Sikur, the mobile cybersecurity firm, has unveiled “the first fully encrypted, hack-proof smartphone that can safely store cryptocurrencies.” The phone’s hardware and software were built from the ground up with a dedicated bitcoin wallet and a custom app store for high-security apps.
Focused on security, this week at Mobile World Congress in Barcelona, Spain, Sikur unveiled a new smartphone.
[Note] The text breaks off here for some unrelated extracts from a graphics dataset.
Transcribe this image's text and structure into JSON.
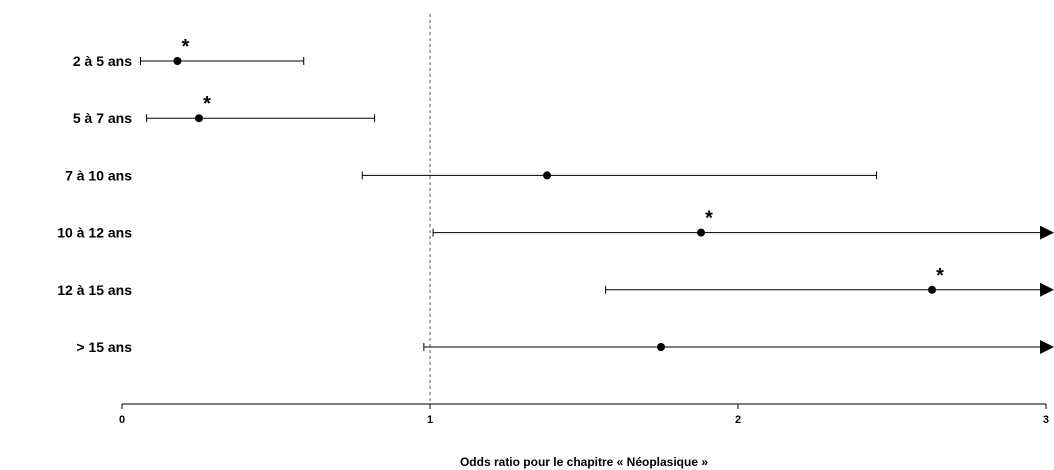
{
  "chart_data": {
    "type": "forest",
    "title": "",
    "xlabel": "Odds ratio pour le chapitre « Néoplasique »",
    "ylabel": "",
    "xlim": [
      0,
      3
    ],
    "x_ticks": [
      0,
      1,
      2,
      3
    ],
    "x_tick_labels": [
      "0",
      "1",
      "2",
      "3"
    ],
    "reference_line": 1,
    "reference_line_style": "dotted",
    "grid": false,
    "significance_marker": "*",
    "categories": [
      "2 à 5 ans",
      "5 à 7 ans",
      "7 à 10 ans",
      "10 à 12 ans",
      "12 à 15 ans",
      "> 15 ans"
    ],
    "series": [
      {
        "estimates": [
          0.18,
          0.25,
          1.38,
          1.88,
          2.63,
          1.75
        ],
        "ci_lower": [
          0.06,
          0.08,
          0.78,
          1.01,
          1.57,
          0.98
        ],
        "ci_upper": [
          0.59,
          0.82,
          2.45,
          3.0,
          3.0,
          3.0
        ],
        "upper_truncated": [
          false,
          false,
          false,
          true,
          true,
          true
        ],
        "significant": [
          true,
          true,
          false,
          true,
          true,
          false
        ]
      }
    ],
    "colors": {
      "marker": "#000000",
      "line": "#000000",
      "reference": "#555555"
    }
  }
}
Designed from scratch with security as the primary goal, the company claims that this phone is “the first fully encrypted, hack-proof smartphone that can safely store cryptocurrencies,” Engadget reported.
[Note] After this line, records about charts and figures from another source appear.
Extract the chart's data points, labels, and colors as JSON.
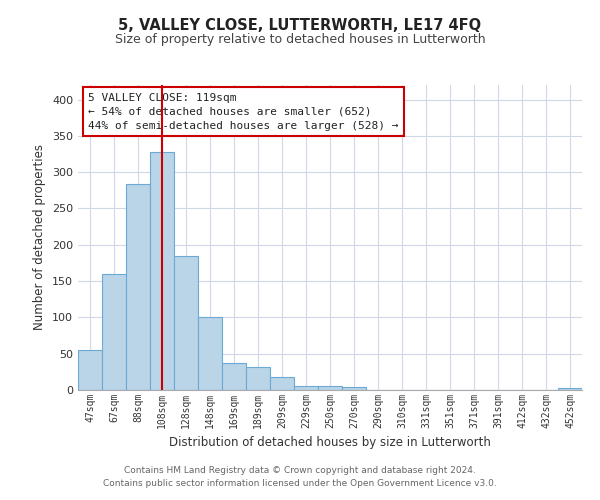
{
  "title": "5, VALLEY CLOSE, LUTTERWORTH, LE17 4FQ",
  "subtitle": "Size of property relative to detached houses in Lutterworth",
  "xlabel": "Distribution of detached houses by size in Lutterworth",
  "ylabel": "Number of detached properties",
  "bar_labels": [
    "47sqm",
    "67sqm",
    "88sqm",
    "108sqm",
    "128sqm",
    "148sqm",
    "169sqm",
    "189sqm",
    "209sqm",
    "229sqm",
    "250sqm",
    "270sqm",
    "290sqm",
    "310sqm",
    "331sqm",
    "351sqm",
    "371sqm",
    "391sqm",
    "412sqm",
    "432sqm",
    "452sqm"
  ],
  "bar_values": [
    55,
    160,
    283,
    328,
    185,
    101,
    37,
    32,
    18,
    6,
    5,
    4,
    0,
    0,
    0,
    0,
    0,
    0,
    0,
    0,
    3
  ],
  "bar_color": "#bad4e8",
  "bar_edge_color": "#6aaad4",
  "vline_x": 3.0,
  "vline_color": "#cc0000",
  "ylim": [
    0,
    420
  ],
  "yticks": [
    0,
    50,
    100,
    150,
    200,
    250,
    300,
    350,
    400
  ],
  "annotation_title": "5 VALLEY CLOSE: 119sqm",
  "annotation_line1": "← 54% of detached houses are smaller (652)",
  "annotation_line2": "44% of semi-detached houses are larger (528) →",
  "annotation_box_color": "#ffffff",
  "annotation_box_edge": "#cc0000",
  "footer_line1": "Contains HM Land Registry data © Crown copyright and database right 2024.",
  "footer_line2": "Contains public sector information licensed under the Open Government Licence v3.0.",
  "background_color": "#ffffff",
  "grid_color": "#d0d8e8"
}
The company has also created its own app store and an operating system called SikurOS, which is “a fork of Android,” the news outlet described. “Any third-party apps must be vetted and confirmed by the company before they’re available in an upcoming app store.”
Sikur was previously known for its high-security smartphone launched in 2015 called Granitephone.
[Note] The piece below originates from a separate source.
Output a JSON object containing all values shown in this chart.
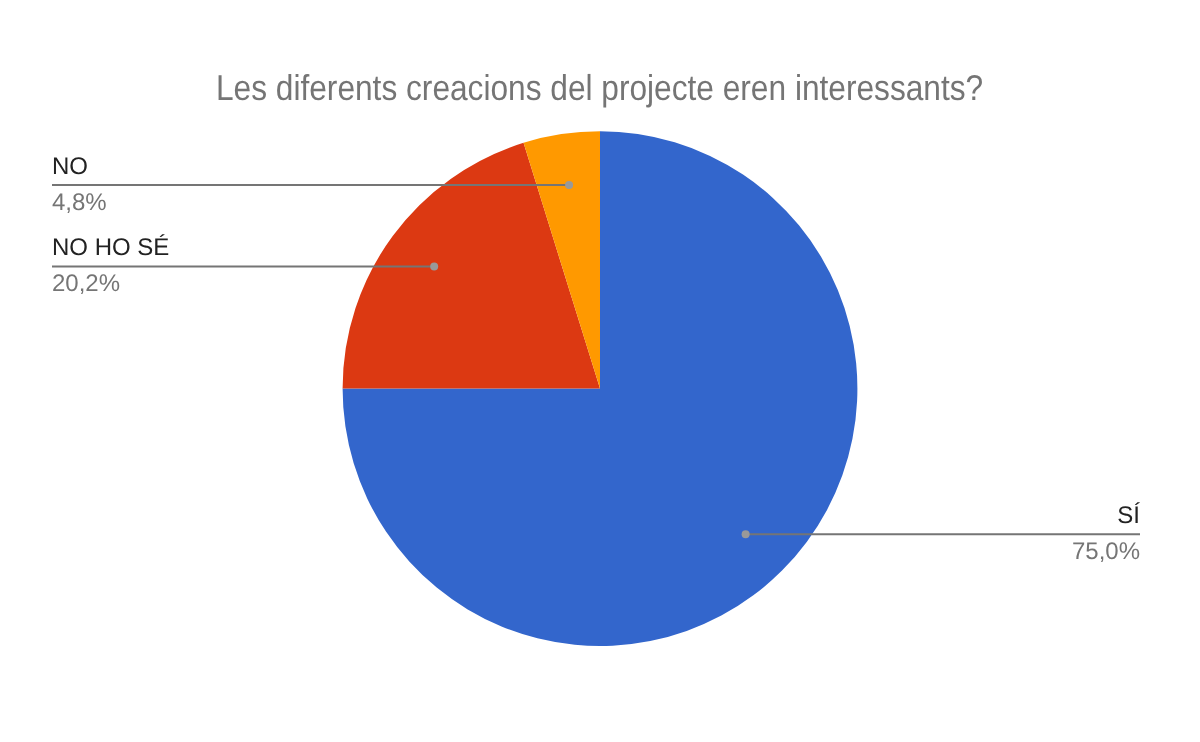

The Sikurphone “has a 5.5-inch ‘full HD’ Gorilla Glass display, 4GB of RAM, 64GB of storage, a 13MP rear and 5MP front camera and sports a 2800 mAh battery,” Engadget described.
The phones can now be pre-ordered on the company’s website, which states that “The pre-sale price will only be available for the first 20,000 units. Available in August / 2018.” Furthermore, “Sikurphone comes with a two-year license. With the device, you will also receive the Sikurplatform for free to use on your desktop PC.” The cost of the phone is $799 plus shipping.
The built-in Sikurwallet is a configurable wallet app made for the SikurOS. Customers can safeguard their funds “with one or multiple signatures,” the company explained on its website. This wallet “includes native support for the Bitcoin Testnet, perfect for testing new bitcoin applications across multiple platforms,” Sikur elaborated, adding:
“With multisignature (P2SH) and multiple wallet support, Sikurwallet makes it simple for developers to test and demo Bitcoin applications without fumbling between other mobile apps.”
According to Sikur COO Alexandre Vasconcelos, the company hired security researchers Hackerone to try and break into the device in November and December of last year. “Sikurphone was subjected to rigorous hacking tests for two months,” he said, declaring that “Hackers failed to gain access to any information.”